Originally Posted by Nosu3
Monkeys aren't humans so I'm not interested in those studies when discussing effect on humans. The type of possible damage would not be able to be seen in an MRI (I'm not talking about extensive brain damage that would be visible in a scan). The effects vary greatly between people depending on their biological make-up. It cannot be generalized (especially with the variety of chemicals in the herb) to have a non-harmful effect on everyone. I'm not convinced for the countless amount of people who developed mental illness right after marijuana use, that the marijuana had nothing to do with it.Warning: Spoiler! (Click to show)
Cannabis-induced depersonalization disorder in adolescence.
Hürlimann F, Kupferschmid S, Simon AE.
University Hospital of Psychiatry, University of Bern, Bern, Switzerland.
We present a case series of 6 patients who developed persistent depersonalization disorder in adolescence after consuming cannabis. In 2 of these cases, the illness course was severely disabling. Within the growing body of literature that investigates the effects of cannabis use on mental health, the association between cannabis and depersonalization disorder is widely neglected. We review the clinical characteristics of this disorder and summarize the neurobiological evidence relating it to cannabis use. This case series extends awareness about the potentially detrimental effect of cannabis use in young individuals beyond its well-documented relationship with psychosis and other psychological sequelae.
Cannabis-induced bipolar disorder with psychotic features: a case report.
Khan MA, Akella S.
Staff Psychiatrist at the Greater Binghamton Health Center, Binghamton, New York; fourth year student, New York College of Osteopathic Medicine, New York, New York.
There has been considerable debate regarding the causal relationship between chronic cannabis abuse and psychiatric disorders. Clinicians agree that cannabis use can cause acute adverse mental effects that mimic psychiatric disorders, such as schizophrenia and bipolar disorder. Although there is good evidence to support this, the connections are complex and not fully understood.As the research in the endocannabinoid system is emerging, the neurobiological effects of cannabis are being evaluated in the development of psychiatric illness for those individuals who may be genetically vulnerable. Here we present a case of a college student who initially suffered from an acute psychotic breakdown secondary to cannabis abuse that manifested into bipolar disorder with psychosis.
[Cannabis and psychosis: search of a causal link through a critical and systematic review].
[Article in French]
Le Bec PY, Fatséas M, Denis C, Lavie E, Auriacombe M.
Laboratoire de psychiatrie, EA4139, faculté de médecine Victor-Pachon, institut fédératif de recherche en santé publique, Inserm-IFR no 99, université Victor-Segalen Bordeaux-2, Bordeaux, France.
Together, the seven studies were all prospective cohorts and represented 50,275 human subjects. There were three European studies (from Sweden, Holland and Germany), one from New Zealand and one from Australia. Only one study of the seven did not show a significant association between cannabis consumption and increase of the risk of developing a psychosis. However, this study had some bias, such as low level of cannabis use and the lack of evaluation of cannabis use after inclusion. For the six other studies, data show the existence of a significant association between cannabis use and psychotic disorders (with an increased risk between 1.2 and 2.8 in Zammit et al.'s study), particularly among vulnerable individuals (that is with a prepsychotic state at the time of inclusion). Therefore, all the studies that assessed a dose-effect relationship showed this link between cannabis use and the emergence of psychosis or psychotic symptoms. The fact that all causal criteria were present in the studies suggests that cannabis use may be an independent risk factor for the development of psychosis. Results seem to be more consistent for vulnerable individuals with the hypothesis that cannabis use may precipitate psychosis, notably among vulnerable subjects. In particular, early onset of cannabis use during adolescence should be an environmental stressor that interacts with a genetic predisposition to induce a psychotic disorder.
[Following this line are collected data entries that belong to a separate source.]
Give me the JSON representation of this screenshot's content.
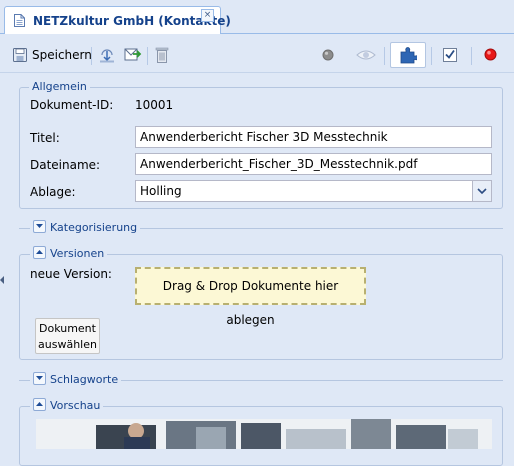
{
  "tab": {
    "title": "NETZkultur GmbH (Kontakte)",
    "close": "×",
    "icon": "document-icon"
  },
  "toolbar": {
    "save_label": "Speichern",
    "icons": [
      "save-icon",
      "download-icon",
      "export-icon",
      "trash-icon",
      "gray-dot-icon",
      "eye-icon",
      "puzzle-icon",
      "checkbox-icon",
      "red-dot-icon"
    ]
  },
  "allgemein": {
    "legend": "Allgemein",
    "doc_id_label": "Dokument-ID:",
    "doc_id_value": "10001",
    "titel_label": "Titel:",
    "titel_value": "Anwenderbericht Fischer 3D Messtechnik",
    "dateiname_label": "Dateiname:",
    "dateiname_value": "Anwenderbericht_Fischer_3D_Messtechnik.pdf",
    "ablage_label": "Ablage:",
    "ablage_value": "Holling"
  },
  "kategorisierung": {
    "legend": "Kategorisierung"
  },
  "versionen": {
    "legend": "Versionen",
    "neue_version_label": "neue Version:",
    "dropzone_text": "Drag & Drop Dokumente hier ablegen",
    "select_button_line1": "Dokument",
    "select_button_line2": "auswählen"
  },
  "schlagworte": {
    "legend": "Schlagworte"
  },
  "vorschau": {
    "legend": "Vorschau"
  },
  "colors": {
    "accent": "#15428b",
    "background": "#dfe8f6",
    "border": "#99bbe8",
    "dropzone": "#fcf8d5",
    "stop": "#e81818"
  }
}
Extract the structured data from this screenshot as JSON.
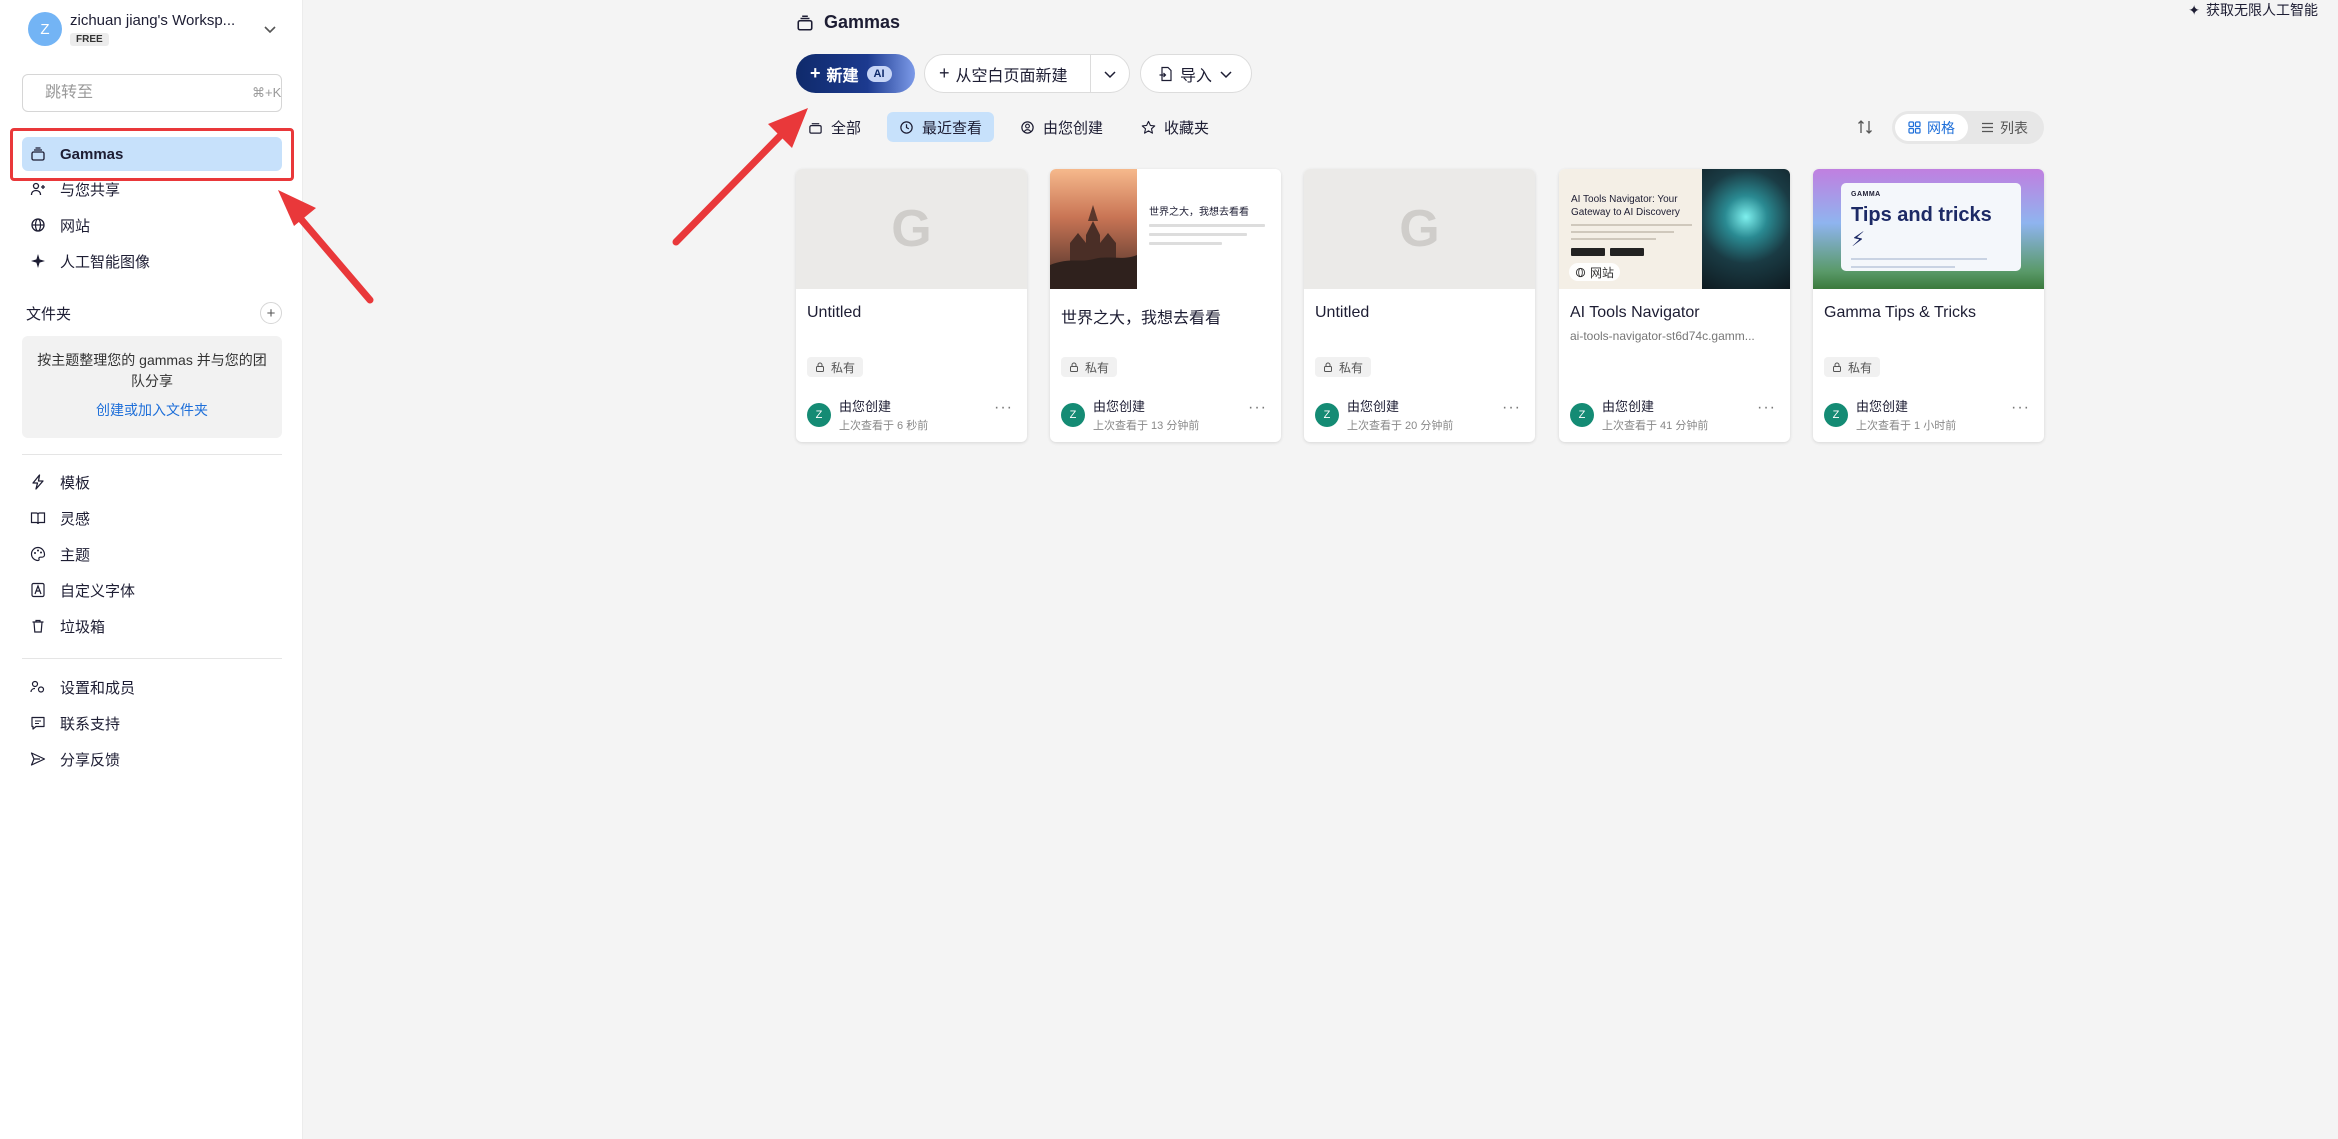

The objective of this article was to examine whether cannabis use can be an independent risk factor for chronic psychotic disorders, by using established criteria of causality. Data extracted from the selected studies showed that cannabis use may be an independent risk factor for the development of psychotic disorders. Early screening of the vulnerability to psychotic disorder should permit improved focus on prevention and information about the specific risks related to cannabis use among this population.
[Depersonalization after withdrawal from cannabis usage].
[Article in Hebrew]
Shufman E, Lerner A, Witztum E.
Jerusalem Institute for Treatment of Substance Abuse and Co-Morbidity, Kfar Shaul Mental Health Center, Jerusalem.
The phenomenon of depersonalization during cannabis usage (intoxication) is commonly known. However, its appearance after drug stoppage is relatively unknown. This article reviews the literature on depersonalization after cannabis withdrawal and discusses three representing cases demonstrating the severity of the problem. Clinical features are described as well as effects on functioning and the long-term nature of this disorder. The treatment approach in each case is also presented.